X-Correlation-Id: 5bb3fb20-0f7b-11ee-b090-c9ad50416076

OpenAPI


This documentation contains REST API reference documentation generated from the static portion of the ShareAspace OpenAPI definitions. They are divided into three categories

  • System APIs
  • Collection APIs
  • Space APIs

You can find them under REST API References.

As described earlier, the ShareAspace REST APIs on the Space level are dynamic as they are based on the template used for creating the Space. All the Open API definitions, both static and dynamic can be retrieved via the REST API itself.

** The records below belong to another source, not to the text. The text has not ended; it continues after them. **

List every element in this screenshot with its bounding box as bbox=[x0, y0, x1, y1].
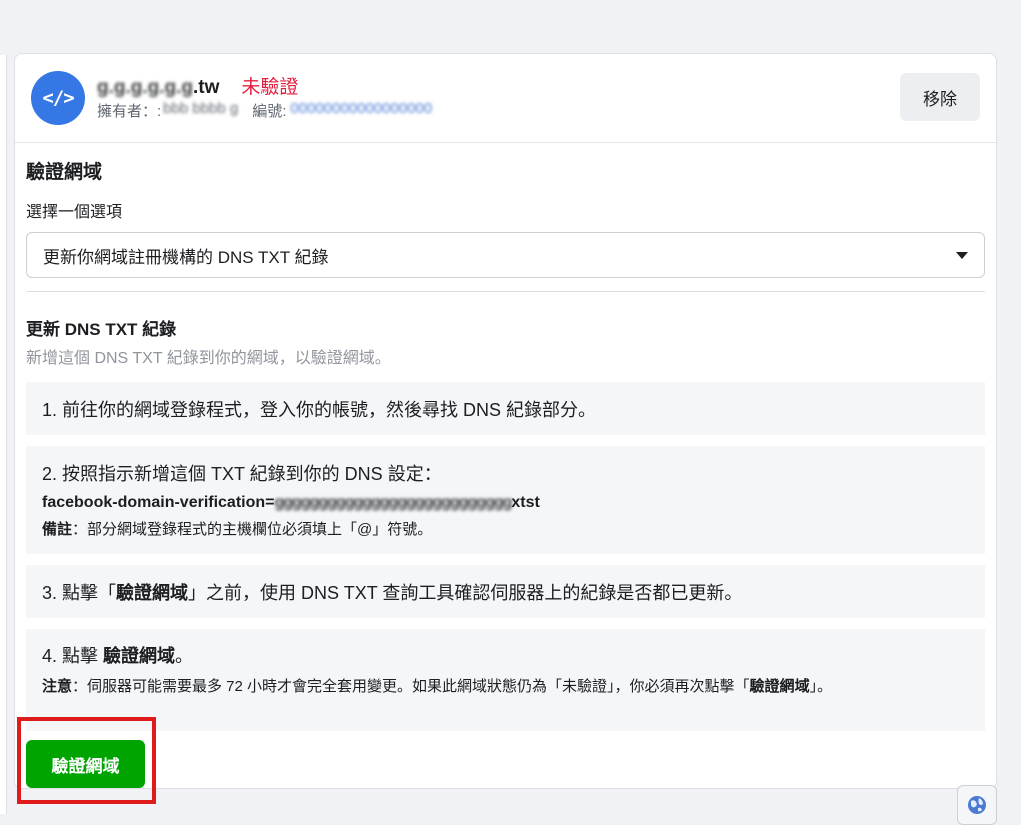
step-4-note-tail: 」。 bbox=[809, 678, 833, 695]
divider bbox=[26, 291, 985, 292]
step-2-note-text: ：部分網域登錄程式的主機欄位必須填上「@」符號。 bbox=[72, 521, 433, 538]
step-4-note-text: ：伺服器可能需要最多 72 小時才會完全套用變更。如果此網域狀態仍為「未驗證」，… bbox=[72, 678, 750, 695]
step-1: 1. 前往你的網域登錄程式，登入你的帳號，然後尋找 DNS 紀錄部分。 bbox=[26, 382, 985, 435]
step-2-note: 備註：部分網域登錄程式的主機欄位必須填上「@」符號。 bbox=[42, 518, 969, 539]
dns-section-title: 更新 DNS TXT 紀錄 bbox=[26, 320, 177, 339]
remove-button[interactable]: 移除 bbox=[900, 73, 980, 121]
caret-down-icon bbox=[956, 251, 968, 259]
owner-value: bbb bbbb g bbox=[163, 100, 239, 117]
step-2: 2. 按照指示新增這個 TXT 紀錄到你的 DNS 設定： facebook-d… bbox=[26, 446, 985, 554]
step-4-note-bold: 驗證網 bbox=[749, 678, 795, 695]
code-icon: </> bbox=[31, 71, 85, 125]
txt-record-obscured: ggggggggggggggggggggggggggg bbox=[274, 494, 513, 511]
left-panel-edge bbox=[0, 55, 7, 814]
step-3-text-after: 」之前，使用 DNS TXT 查詢工具確認伺服器上的紀錄是否都已更新。 bbox=[188, 582, 743, 603]
step-2-text: 2. 按照指示新增這個 TXT 紀錄到你的 DNS 設定： bbox=[42, 464, 442, 484]
status-badge: 未驗證 bbox=[241, 77, 299, 98]
step-1-text: 1. 前往你的網域登錄程式，登入你的帳號，然後尋找 DNS 紀錄部分。 bbox=[42, 399, 597, 420]
verify-section: 驗證網域 選擇一個選項 更新你網域註冊機構的 DNS TXT 紀錄 更新 DNS… bbox=[15, 157, 996, 731]
verification-method-select[interactable]: 更新你網域註冊機構的 DNS TXT 紀錄 bbox=[26, 232, 985, 278]
verify-section-title: 驗證網域 bbox=[26, 162, 103, 183]
owner-label: 擁有者：: bbox=[97, 103, 162, 120]
step-4-text: 4. 點擊 驗證網域。 bbox=[42, 642, 969, 668]
domain-card: </> g.g.g.g.g.g .tw 未驗證 擁有者：: bbb bbbb g… bbox=[14, 53, 997, 789]
id-label: 編號: bbox=[252, 103, 287, 120]
txt-record-prefix: facebook-domain-verification= bbox=[42, 494, 275, 511]
domain-name-row: g.g.g.g.g.g .tw 未驗證 bbox=[97, 72, 298, 99]
step-4-text-after: 。 bbox=[175, 646, 194, 666]
dns-section-subtitle: 新增這個 DNS TXT 紀錄到你的網域，以驗證網域。 bbox=[26, 350, 391, 367]
txt-record-value: facebook-domain-verification=ggggggggggg… bbox=[42, 494, 969, 512]
step-4-text-before: 4. 點擊 bbox=[42, 646, 104, 666]
domain-name-suffix: .tw bbox=[193, 77, 220, 98]
language-globe-button[interactable] bbox=[957, 785, 997, 825]
step-3-text-bold: 驗證網域 bbox=[116, 582, 189, 603]
highlight-annotation bbox=[17, 717, 156, 804]
step-4-note-label: 注意 bbox=[42, 678, 73, 695]
step-2-note-label: 備註 bbox=[42, 521, 73, 538]
domain-card-header: </> g.g.g.g.g.g .tw 未驗證 擁有者：: bbb bbbb g… bbox=[15, 54, 996, 143]
selected-option: 更新你網域註冊機構的 DNS TXT 紀錄 bbox=[43, 247, 329, 267]
txt-record-suffix: xtst bbox=[511, 494, 540, 511]
id-value: 00000000000000000 bbox=[290, 100, 433, 117]
step-4-note: 注意：伺服器可能需要最多 72 小時才會完全套用變更。如果此網域狀態仍為「未驗證… bbox=[42, 676, 947, 697]
globe-icon bbox=[968, 796, 986, 814]
step-3: 3. 點擊「驗證網域」之前，使用 DNS TXT 查詢工具確認伺服器上的紀錄是否… bbox=[26, 565, 985, 618]
owner-row: 擁有者：: bbb bbbb g 編號: 00000000000000000 bbox=[97, 100, 432, 121]
step-4-text-bold: 驗證網域 bbox=[103, 646, 176, 666]
domain-name-obscured: g.g.g.g.g.g bbox=[97, 77, 194, 98]
step-4: 4. 點擊 驗證網域。 注意：伺服器可能需要最多 72 小時才會完全套用變更。如… bbox=[26, 629, 985, 731]
step-3-text: 3. 點擊「驗證網域」之前，使用 DNS TXT 查詢工具確認伺服器上的紀錄是否… bbox=[42, 579, 742, 605]
select-label: 選擇一個選項 bbox=[26, 204, 123, 221]
step-4-note-tail-bold: 域 bbox=[794, 678, 810, 695]
step-3-text-before: 3. 點擊「 bbox=[42, 582, 117, 603]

The resource routes for these definitions are detailed in the REST API Reference section.

Example: Getting the dynamic OpenAPI definitions for all configured SoftTypes can be done via

GET /space/{spaceId}/SoftType/dynamic/softtype.openApi

Status Codes


The following status codes are used by the ShareAspace REST API.

Status Code Description
200 GET request OK, data in the response body
204 No content
201 Resource created, Response header contains the Location header with the URI for the created resources as well as the SAs-UOIVersion header containing the resource version (not to confuse with the cache Etag).
304 Not modified. No changes has been made to the server resource since the resource was cached. I.e. the value of the Etag in the If-None-Match request header is matching the server Etag.
401 Unauthorized. Typically because you are not authorized (missing access token)
403 Forbidden. No access to requested resource. You might still be authorized but you have no access to this resource.
404 Resource not found.
409 SAs-UOIVersion for PUT/PATCH has a mismatch, i.e. The server version has a later version than what was given in the request header.
412 SAs-UOIVersion is missing.
500 Server error, detailed message in the response body.

Learning More


The OpenAPI documentation is a good reference when using the REST APIs. Another way of learning how the APIs work is by using the dev tools of a browser while running the ShareAspace Web Application. The Web Application is only using the REST APIs for all its operations. By studying the requests made when using the Web Application one can find a guidance in how to use the APIs.